Edgar Morin, spectateur et personnage
La pensée partage avec les films le caractère fuyant des choses en constante métamorphose. Pour saisir la relation vivante, sensible entre Edgar Morin et le cinéma, les deux auteurs mettent en scène son corps et sa voix parmi les images mouvantes, loin de toute logique illustrative. Dès les premiers moments du documentaire, Edgar Morin apparaît face à l’écran scintillant du cinéma. En clair-obscur, sa silhouette est dessinée par le cône de lumière du projecteur placé au-dessus de lui. En contrechamp, se déploient les images de films qui ont marqué sa jeunesse. Sa voix et ses souvenirs résonnent, faisant se mêler l’espace de la projection à celui des images que nous regardons avec lui. Edgar Morin entre en scène comme spectateur autant que comme personnage. Tout au long du film, il est invité à prendre place face aux images de cinéma, mais aussi parmi elles et en elles. Les réalisateurs et leur équipe l’accompagnent de Paris à Berlin, dans les rues, les musées et les salles de conférence. Ils le filment parlant, marchant, dansant. Au fil de ces parcours, celui-ci nous raconte les films russes, allemands, français qui, depuis l’adolescence, ont accompagné ses expériences affectives comme son engagement intellectuel et politique. La guerre, la rédemption, la trahison, l’aliénation sont autant de thèmes qui ont travaillé sa sensibilité d’homme, de militant et de penseur. Il nous fait part de la façon dont ses expériences sont devenues la source de réflexions sur le cinéma comme « sécrétion du corps social et sécrétion du spectateur » et ce, à rebours du mépris de certains intellectuels pour ce produit de la culture de masse. Au fil des entretiens, des bribes d’histoires, des visages émus ou des lieux cinématographiques défilent sous le regard d’Edgar Morin, l’entourent, l’affectent autant qu’il les investit, leur donne sens, les convoque par son récit. Le film met ainsi en scène cette double dynamique chère à son personnage : les mondes imaginaires des films s’insinuent en nous, en même temps que nous les investissons activement pour rêver nos vies.

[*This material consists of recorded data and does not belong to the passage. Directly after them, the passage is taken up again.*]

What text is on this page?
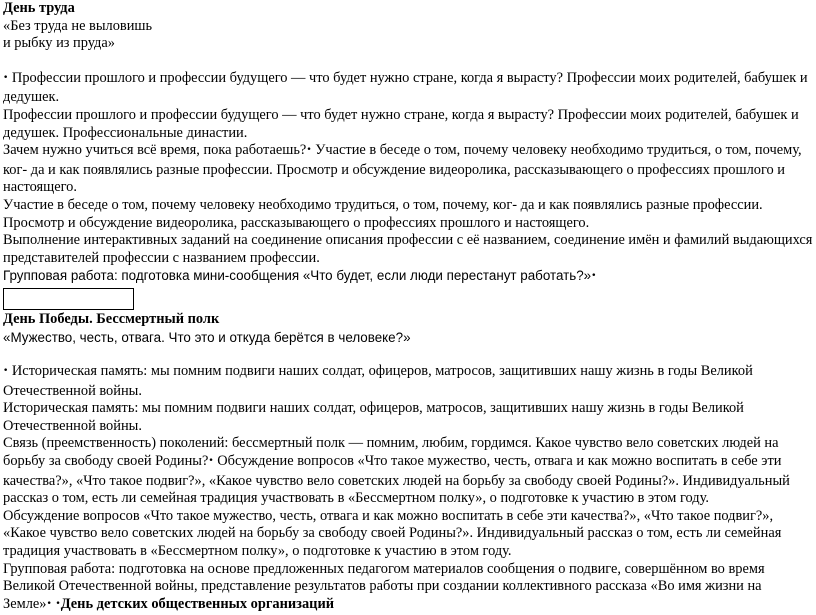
День труда
«Без труда не выловишь
и рыбку из пруда»

• Профессии прошлого и профессии будущего — что будет нужно стране, когда я вырасту? Профессии моих родителей, бабушек и дедушек.

Профессии прошлого и профессии будущего — что будет нужно стране, когда я вырасту? Профессии моих родителей, бабушек и дедушек. Профессиональные династии.

Зачем нужно учиться всё время, пока работаешь?• Участие в беседе о том, почему человеку необходимо трудиться, о том, почему, ког- да и как появлялись разные профессии. Просмотр и обсуждение видеоролика, рассказывающего о профессиях прошлого и настоящего.

Участие в беседе о том, почему человеку необходимо трудиться, о том, почему, ког- да и как появлялись разные профессии. Просмотр и обсуждение видеоролика, рассказывающего о профессиях прошлого и настоящего.

Выполнение интерактивных заданий на соединение описания профессии с её названием, соединение имён и фамилий выдающихся представителей профессии с названием профессии.

Групповая работа: подготовка мини-сообщения «Что будет, если люди перестанут работать?»•

День Победы. Бессмертный полк

«Мужество, честь, отвага. Что это и откуда берётся в человеке?»

• Историческая память: мы помним подвиги наших солдат, офицеров, матросов, защитивших нашу жизнь в годы Великой Отечественной войны.

Историческая память: мы помним подвиги наших солдат, офицеров, матросов, защитивших нашу жизнь в годы Великой Отечественной войны.

Связь (преемственность) поколений: бессмертный полк — помним, любим, гордимся. Какое чувство вело советских людей на борьбу за свободу своей Родины?• Обсуждение вопросов «Что такое мужество, честь, отвага и как можно воспитать в себе эти качества?», «Что такое подвиг?», «Какое чувство вело советских людей на борьбу за свободу своей Родины?». Индивидуальный рассказ о том, есть ли семейная традиция участвовать в «Бессмертном полку», о подготовке к участию в этом году.

Обсуждение вопросов «Что такое мужество, честь, отвага и как можно воспитать в себе эти качества?», «Что такое подвиг?», «Какое чувство вело советских людей на борьбу за свободу своей Родины?». Индивидуальный рассказ о том, есть ли семейная традиция участвовать в «Бессмертном полку», о подготовке к участию в этом году.

Групповая работа: подготовка на основе предложенных педагогом материалов сообщения о подвиге, совершённом во время Великой Отечественной войны, представление результатов работы при создании коллективного рассказа «Во имя жизни на Земле»• •День детских общественных организаций
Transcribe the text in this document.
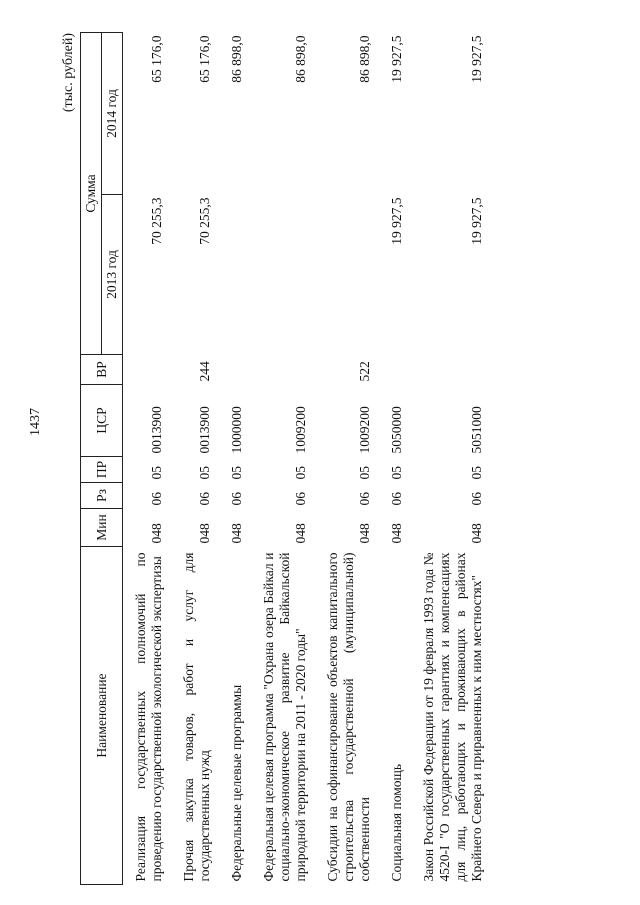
1437
(тыс. рублей)
Наименование	Мин	Рз	ПР	ЦСР	ВР	Сумма	
						2013 год	2014 год
Реализация государственных полномочий по проведению государственной экологической экспертизы	048	06	05	0013900		70 255,3	65 176,0
Прочая закупка товаров, работ и услуг для государственных нужд	048	06	05	0013900	244	70 255,3	65 176,0
Федеральные целевые программы	048	06	05	1000000			86 898,0
Федеральная целевая программа "Охрана озера Байкал и социально-экономическое развитие Байкальской природной территории на 2011 - 2020 годы"	048	06	05	1009200			86 898,0
Субсидии на софинансирование объектов капитального строительства государственной (муниципальной) собственности	048	06	05	1009200	522		86 898,0
Социальная помощь	048	06	05	5050000		19 927,5	19 927,5
Закон Российской Федерации от 19 февраля 1993 года № 4520-I "О государственных гарантиях и компенсациях для лиц, работающих и проживающих в районах Крайнего Севера и приравненных к ним местностях"	048	06	05	5051000		19 927,5	19 927,5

Les séquences insérées dans Chronique d’un regard ne font pas simplement office de « citations » en contrepoint à la parole de l’intellectuel. Elles constituent la matière sensible du film lui-même et s’entremêlent aux images du présent, doublant la réalité d’un voile d’imaginaire. Invoquées par la voix d’Edgar Morin, voix dédoublée par celle de Mathieu Amalric, les images de films viennent peupler les espaces urbains, de Paris à Berlin, en se déployant sur les façades des immeubles à la nuit tombée. Elles interviennent aussi grâce à des jeux de raccords entre leurs fictions et les situations documentaires où se trouve Edgar Morin. Ces procédés ainsi que la présence sensible du corps et du visage de l’intellectuel font écho à ses réflexions anthropologiques et philosophiques sur le cinéma. Autrement dit, Olivier Bohler et Céline Gailleurd ne mettent pas seulement en place un relais, une transmission orale des idées de Morin ; ils se proposent de les explorer, de les expérimenter par leur propre recherche esthétique. Interlocuteurs d’Edgar Morin, ils lui répondent et investissent sa pensée du cinéma par le cinéma.
Travailler les liens
Le film déplie ainsi le parcours d’un homme qui a presque traversé le XXème siècle et qui, résistant et communiste, s’est sans cesse interrogé sur la manière de créer des liens entre les individus, les peuples et les idées. Ce désir de complexité anime la mise en scène de Chronique d’un regard elle-même. S’éloignant d’un développement biographique linéaire, le film déploie une géographie en réseau qui rend visible les ponts construits par Edgar Morin entre la vie collective et les mondes cinématographiques. Dans le Berlin d’aujourd’hui, c’est le Berlin détruit par la guerre, le Berlin coupé en deux et le Berlin tout juste réunifié qui font surface par la parole et par les films, des archives du IIIème Reich au Néoréalisme italien. Au Paris de 1960, où fut tourné Chronique d’un été, se superposent les rues aujourd’hui parcourues par Edgar Morin, qui nous apparaît tour à tour et simultanément enfant, adolescent, adulte et vieil homme. Nous circulons avec lui dans ces temps et ces espaces au fil d’un itinéraire où « tout communique » : les expérience de la vie, le cinéma et le travail intellectuel. Chronique d’un regard est donc un film de montage autant qu’un film de parole par lequel nous circulons dans un territoire semi-imaginaire qui, fidèle à la pensée d’Edgar Morin, fait s’imbriquer les espaces quotidiens et une réalité en cours d’invention.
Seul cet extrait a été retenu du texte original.